Steel-concrete composite structures gradually tend to be thinner and lighter in modern bridge engineering. Ultrahigh-performance concrete (UHPC) as an innovative solution has been used to upgrade the behavior of composite structures and accelerate construction, and short stud connectors are the key elements to guarantee the effective connection of steel and concrete components. This study conducted push-out test to explore the failure modes and load-slip relationships of short studs in steel-thin UHPC composite structures (STUCs). The experimental findings revealed that the fracture of the stud shank and local concrete crushing dominated the failure modes of all specimens. Increasing stud diameter could enhance shear strength, while arranging short studs densely and decreasing stud height could result in the reduction of shear capacity of a single stud. The experiment data were employed for the construction and verification of the finite element models.
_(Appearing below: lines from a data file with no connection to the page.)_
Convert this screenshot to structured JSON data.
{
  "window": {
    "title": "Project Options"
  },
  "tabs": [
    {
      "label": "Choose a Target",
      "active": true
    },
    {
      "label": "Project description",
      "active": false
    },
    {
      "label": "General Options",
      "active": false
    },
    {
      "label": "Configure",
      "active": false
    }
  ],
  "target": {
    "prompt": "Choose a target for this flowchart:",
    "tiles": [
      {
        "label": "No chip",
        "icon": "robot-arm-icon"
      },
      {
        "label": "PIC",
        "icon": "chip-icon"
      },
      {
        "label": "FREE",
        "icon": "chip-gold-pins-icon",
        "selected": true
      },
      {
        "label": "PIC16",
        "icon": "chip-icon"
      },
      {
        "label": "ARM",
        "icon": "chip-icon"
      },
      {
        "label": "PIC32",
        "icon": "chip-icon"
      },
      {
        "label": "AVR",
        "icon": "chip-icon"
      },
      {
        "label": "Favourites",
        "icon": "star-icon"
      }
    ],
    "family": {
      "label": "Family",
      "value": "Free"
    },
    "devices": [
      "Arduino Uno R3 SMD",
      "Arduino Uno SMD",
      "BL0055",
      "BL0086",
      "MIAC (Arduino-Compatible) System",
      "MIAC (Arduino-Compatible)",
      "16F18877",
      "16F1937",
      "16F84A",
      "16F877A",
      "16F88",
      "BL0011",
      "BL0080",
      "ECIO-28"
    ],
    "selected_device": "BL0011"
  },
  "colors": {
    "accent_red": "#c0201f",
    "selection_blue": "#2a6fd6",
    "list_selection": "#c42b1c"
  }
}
The impact of several parameters on the shear strength was investigated via the validated numerical models. The shear strength increased approximately linearly with stud diameter for short studs in thin UHPC layers, but the cover thickness and UHPC strength had a slight impact. The shear capacity of short studs couldn't be negatively impacted by reducing the aspect ratio to 3.16. In addition, the ultimate shear capacity significantly decreased due to the grouped stud effect for grouped short studs when the spacing between the studs was less than 70 mm. The shear capacity was conservatively predicted by these specifications for short studs in thin UHPC layer, according to the comparison of the simulated data with the existing construction specifications. Finally, a new equation considering multiple parameters was proposed and validated by the test data, which could precisely predict the shear strength of short studs in STUCs.